Caine muttered some more, but Macklin ignored him. He grabbed his hat and pulled on his boots. “Bring me a plate of dinner if I don’t make it back to the canteen. I have to find the man before I can talk to him.”

Thorne wasn’t in the canteen or the bunkhouse, which didn’t surprise Macklin at all. The man’s ute was still with all the others, so he hadn’t left the station. Macklin took that as a good sign. The pack that had remained in the back of the ute was gone, though. Thorne had gone to ground to lick his wounds. Macklin turned his gaze away from the buildings, searching for a tent.

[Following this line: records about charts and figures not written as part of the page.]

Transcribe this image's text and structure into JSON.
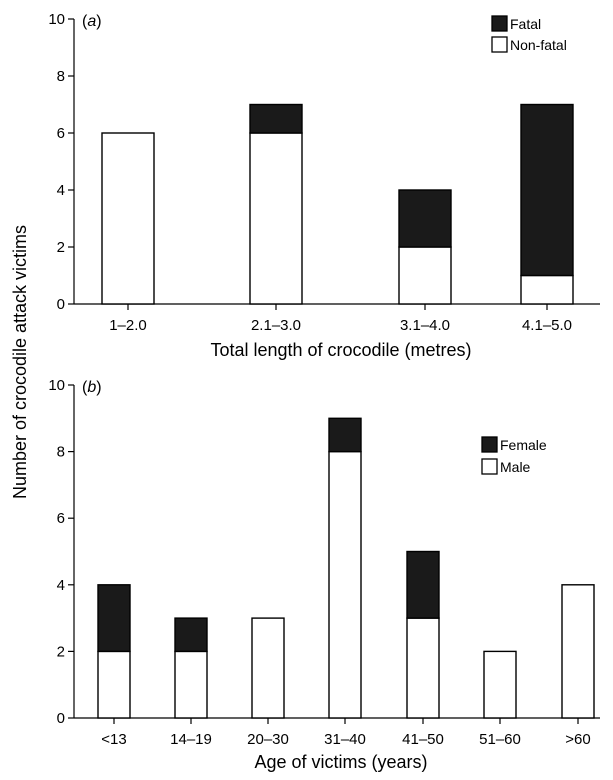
{
  "ylabel": "Number of crocodile attack victims",
  "colors": {
    "fatal": "#1a1a1a",
    "non_fatal": "#ffffff",
    "outline": "#000000"
  },
  "chart_data": [
    {
      "type": "bar",
      "stacked": true,
      "panel_label_open": "(",
      "panel_label_letter": "a",
      "panel_label_close": ")",
      "title": "",
      "xlabel": "Total length of crocodile (metres)",
      "ylabel": "Number of crocodile attack victims",
      "ylim": [
        0,
        10
      ],
      "yticks": [
        "0",
        "2",
        "4",
        "6",
        "8",
        "10"
      ],
      "categories": [
        "1–2.0",
        "2.1–3.0",
        "3.1–4.0",
        "4.1–5.0"
      ],
      "series": [
        {
          "name": "Non-fatal",
          "color": "#ffffff",
          "values": [
            6,
            6,
            2,
            1
          ]
        },
        {
          "name": "Fatal",
          "color": "#1a1a1a",
          "values": [
            0,
            1,
            2,
            6
          ]
        }
      ],
      "legend": {
        "placement": "top-right",
        "entries": [
          "Fatal",
          "Non-fatal"
        ]
      },
      "grid": false
    },
    {
      "type": "bar",
      "stacked": true,
      "panel_label_open": "(",
      "panel_label_letter": "b",
      "panel_label_close": ")",
      "title": "",
      "xlabel": "Age of victims (years)",
      "ylabel": "Number of crocodile attack victims",
      "ylim": [
        0,
        10
      ],
      "yticks": [
        "0",
        "2",
        "4",
        "6",
        "8",
        "10"
      ],
      "categories": [
        "<13",
        "14–19",
        "20–30",
        "31–40",
        "41–50",
        "51–60",
        ">60"
      ],
      "series": [
        {
          "name": "Male",
          "color": "#ffffff",
          "values": [
            2,
            2,
            3,
            8,
            3,
            2,
            4
          ]
        },
        {
          "name": "Female",
          "color": "#1a1a1a",
          "values": [
            2,
            1,
            0,
            1,
            2,
            0,
            0
          ]
        }
      ],
      "legend": {
        "placement": "right",
        "entries": [
          "Female",
          "Male"
        ]
      },
      "grid": false
    }
  ]
}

He found it after a moment, about a mile up the road that led out of the valley, off to the side, so it didn’t block the road, but close enough to hear any traffic. Whistling tunelessly but loudly enough to be heard prior to his approach, Macklin hiked up the road, making sure his boots crunched on the gravel. Any other time, he’d have walked in the grass on either side, but he wanted Thorne to hear him coming. He wanted to talk, not fight.